Good and Bad Are Absolutes
Children often think in a very concrete way, so the use of the words ‘good’ and ‘bad’ can get confused. For example, if a tickle is uncomfortable, they might call this ‘a bad touch’. Sexual touch may not always feel bad or painful, stroking can feel and be called ‘a good touch’
Perpetrators Are Often ‘Good’ People in the Eyes of Children
Bad touching will most likely come from a person that a child knows, trust and even loves. They may not regard this person or the touch as ‘bad’. This means that it might be harder for them to report because it’s confusing.
Whereas by referring to the behaviour as ‘an unsafe touch’ it may be easier to disclose. This removes guilt and keeps them from having to make a subjective or moral distinction about the perpetrator.

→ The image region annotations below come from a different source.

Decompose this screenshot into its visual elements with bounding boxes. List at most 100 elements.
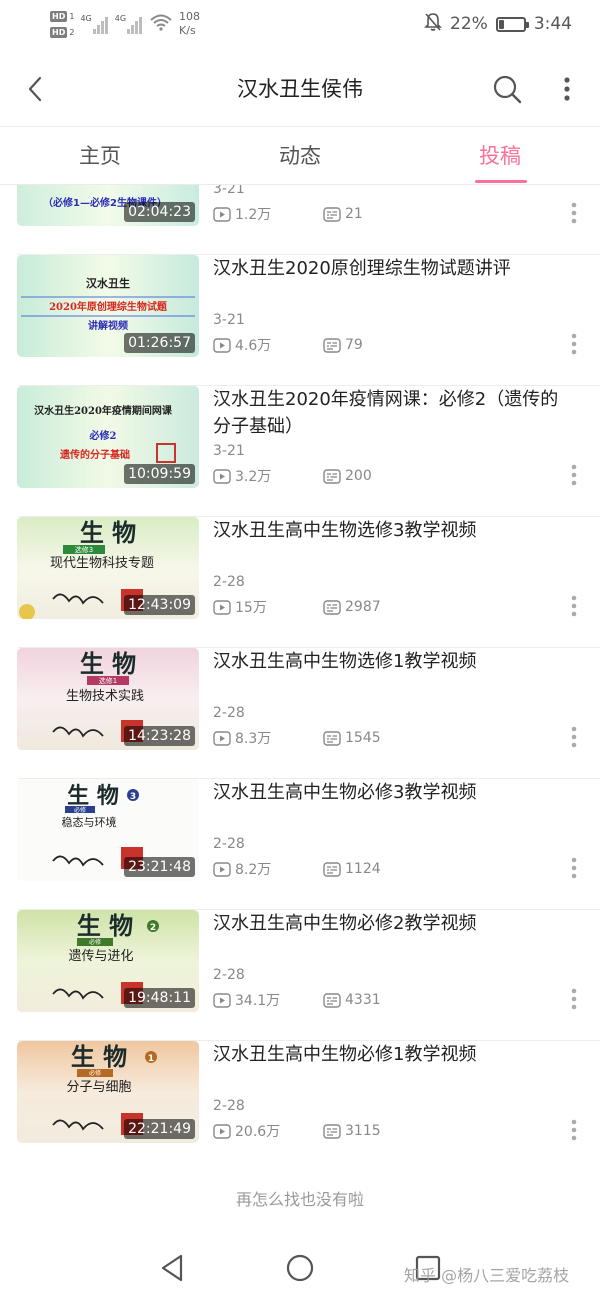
item-more-button[interactable] — [563, 591, 585, 621]
item-more-button[interactable] — [563, 329, 585, 359]
video-title[interactable]: 汉水丑生高中生物选修3教学视频 — [213, 517, 575, 544]
signal-1-icon: 4G — [80, 14, 108, 34]
list-item[interactable]: 生 物 选修3 现代生物科技专题 12:43:09 汉水丑生高中生物选修3教学视… — [0, 517, 600, 648]
play-count-value: 34.1万 — [235, 993, 281, 1009]
status-right: 22% 3:44 — [424, 0, 572, 48]
thumb-caption: 生 物 — [80, 518, 136, 547]
nav-back-button[interactable] — [152, 1250, 192, 1286]
video-thumbnail[interactable]: 生 物 3 必修 稳态与环境 23:21:48 — [17, 779, 199, 881]
thumb-caption: 生物技术实践 — [66, 689, 144, 704]
play-count-value: 8.3万 — [235, 731, 272, 747]
signal-1-gen: 4G — [80, 14, 92, 23]
danmaku-count-value: 4331 — [345, 992, 381, 1008]
tab-home[interactable]: 主页 — [40, 128, 160, 184]
more-vertical-icon — [564, 77, 570, 101]
list-item[interactable]: 汉水丑生 2020年原创理综生物试题 讲解视频 01:26:57 汉水丑生202… — [0, 255, 600, 386]
list-item[interactable]: 生 物 2 必修 遗传与进化 19:48:11 汉水丑生高中生物必修2教学视频 … — [0, 910, 600, 1041]
thumb-caption: 必修2 — [89, 429, 117, 442]
danmaku-count: 79 — [323, 335, 363, 355]
tab-submissions[interactable]: 投稿 — [440, 128, 560, 184]
play-count: 34.1万 — [213, 990, 280, 1010]
video-title[interactable]: 汉水丑生2020原创理综生物试题讲评 — [213, 255, 575, 282]
thumb-caption: 稳态与环境 — [62, 815, 117, 829]
sim1-number: 1 — [69, 11, 75, 21]
thumb-caption: 2020年原创理综生物试题 — [49, 300, 168, 313]
list-item[interactable]: 生 物 1 必修 分子与细胞 22:21:49 汉水丑生高中生物必修1教学视频 … — [0, 1041, 600, 1172]
wifi-icon — [149, 13, 173, 35]
play-count-value: 15万 — [235, 600, 267, 616]
thumb-caption: 分子与细胞 — [66, 1080, 131, 1095]
thumb-caption: 生 物 — [71, 1042, 127, 1071]
danmaku-icon — [323, 992, 341, 1008]
sim2-hd-badge: HD — [50, 26, 68, 38]
play-count: 15万 — [213, 597, 267, 617]
nav-home-button[interactable] — [280, 1250, 320, 1286]
tab-dynamics[interactable]: 动态 — [240, 128, 360, 184]
danmaku-count-value: 1545 — [345, 730, 381, 746]
video-duration: 14:23:28 — [124, 726, 195, 746]
video-date: 2-28 — [213, 836, 245, 852]
video-title[interactable]: 汉水丑生高中生物必修2教学视频 — [213, 910, 575, 937]
sim1-hd-badge: HD — [50, 10, 68, 22]
play-count-value: 3.2万 — [235, 469, 272, 485]
play-count: 4.6万 — [213, 335, 271, 355]
video-thumbnail[interactable]: 汉水丑生 2020年原创理综生物试题 讲解视频 01:26:57 — [17, 255, 199, 357]
thumb-caption: 生 物 — [80, 649, 136, 678]
tab-bar: 主页 动态 投稿 — [0, 128, 600, 184]
danmaku-count: 3115 — [323, 1121, 381, 1141]
play-count: 8.2万 — [213, 859, 271, 879]
thumb-caption: 选修3 — [75, 545, 93, 554]
more-options-button[interactable] — [552, 70, 582, 108]
video-date: 2-28 — [213, 574, 245, 590]
video-thumbnail[interactable]: 生 物 1 必修 分子与细胞 22:21:49 — [17, 1041, 199, 1143]
video-thumbnail[interactable]: 生 物 选修3 现代生物科技专题 12:43:09 — [17, 517, 199, 619]
triangle-back-icon — [161, 1254, 183, 1282]
play-count-value: 1.2万 — [235, 207, 272, 223]
danmaku-count: 21 — [323, 204, 363, 224]
danmaku-icon — [323, 730, 341, 746]
video-title[interactable]: 汉水丑生高中生物必修3教学视频 — [213, 779, 575, 806]
item-more-button[interactable] — [563, 1115, 585, 1145]
video-title[interactable]: 汉水丑生高中生物选修1教学视频 — [213, 648, 575, 675]
play-count: 8.3万 — [213, 728, 271, 748]
list-item[interactable]: 生 物 选修1 生物技术实践 14:23:28 汉水丑生高中生物选修1教学视频 … — [0, 648, 600, 779]
more-vertical-icon — [571, 595, 577, 617]
video-title[interactable]: 汉水丑生2020年疫情网课：必修2（遗传的分子基础） — [213, 386, 575, 440]
video-thumbnail[interactable]: 生 物 2 必修 遗传与进化 19:48:11 — [17, 910, 199, 1012]
list-item[interactable]: 汉水丑生2020年疫情期间网课 必修2 遗传的分子基础 10:09:59 汉水丑… — [0, 386, 600, 517]
video-thumbnail[interactable]: 汉水丑生2020年疫情期间网课 必修2 遗传的分子基础 10:09:59 — [17, 386, 199, 488]
video-thumbnail[interactable]: （必修1—必修2生物课件） 02:04:23 — [17, 185, 199, 226]
search-icon — [493, 75, 522, 104]
danmaku-icon — [323, 337, 341, 353]
more-vertical-icon — [571, 988, 577, 1010]
video-thumbnail[interactable]: 生 物 选修1 生物技术实践 14:23:28 — [17, 648, 199, 750]
status-bar: HD 1 HD 2 4G 4G 108 K/s 22% 3:44 — [0, 0, 600, 48]
danmaku-count-value: 1124 — [345, 861, 381, 877]
video-title[interactable]: 汉水丑生高中生物必修1教学视频 — [213, 1041, 575, 1068]
item-more-button[interactable] — [563, 853, 585, 883]
danmaku-count-value: 21 — [345, 206, 363, 222]
mute-bell-icon — [424, 12, 442, 37]
battery-percent: 22% — [450, 14, 488, 34]
network-speed-unit: K/s — [179, 24, 196, 37]
video-date: 3-21 — [213, 312, 245, 328]
sim2-number: 2 — [69, 27, 75, 37]
list-item[interactable]: 生 物 3 必修 稳态与环境 23:21:48 汉水丑生高中生物必修3教学视频 … — [0, 779, 600, 910]
item-more-button[interactable] — [563, 460, 585, 490]
item-more-button[interactable] — [563, 722, 585, 752]
thumb-caption: 汉水丑生2020年疫情期间网课 — [34, 404, 173, 417]
danmaku-count-value: 2987 — [345, 599, 381, 615]
more-vertical-icon — [571, 464, 577, 486]
video-duration: 23:21:48 — [124, 857, 195, 877]
danmaku-count-value: 200 — [345, 468, 372, 484]
search-button[interactable] — [488, 70, 526, 108]
item-more-button[interactable] — [563, 198, 585, 228]
item-more-button[interactable] — [563, 984, 585, 1014]
thumb-caption: 讲解视频 — [88, 319, 128, 332]
danmaku-icon — [323, 1123, 341, 1139]
video-list: （必修1—必修2生物课件） 02:04:23 3-21 1.2万 21 汉水丑生… — [0, 185, 600, 1230]
signal-2-icon: 4G — [115, 14, 143, 34]
status-left: HD 1 HD 2 4G 4G 108 K/s — [50, 6, 200, 42]
play-icon — [213, 730, 231, 746]
list-item[interactable]: （必修1—必修2生物课件） 02:04:23 3-21 1.2万 21 — [0, 185, 600, 255]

We Don’t Want Our Children to Associate Pleasure With Shame
Given our sexual health education now and the lack of knowledge around pleasure and shame it’s important that pleasure is not associated with good touch. This applies to a child’s future healthy sexual relationships too.
Using Good Touch Bad Touch Versus Safe Touch Unsafe Touch
We attach ‘blanket statements’, emotions, feelings and literal meaning when using the words ‘good’ and ‘bad’. Using the words ‘safe’ and ‘unsafe’ are more objective and imply security making it easier for children to describe the behaviours they observe or experience first-hand.
I also believe that it is important to use the words ‘safe’ and ‘unsafe’ to describe behaviours rather than confusing emotive descriptions of people, stereotypes, and similarly with many of the other choices we make throughout life. It’s the same use of language that will protect women and children from domestic violence. For example, it’s much easier for a child to describe daddy’s unsafe behaviour when the daddy they love (and regard as ‘good’ not ‘bad’) is violent towards mummy.
A very small change in wording can ultimately make a huge difference when it comes to your child who can articulate their safety and experiences – and carrying with this, less fear, shame and guilt.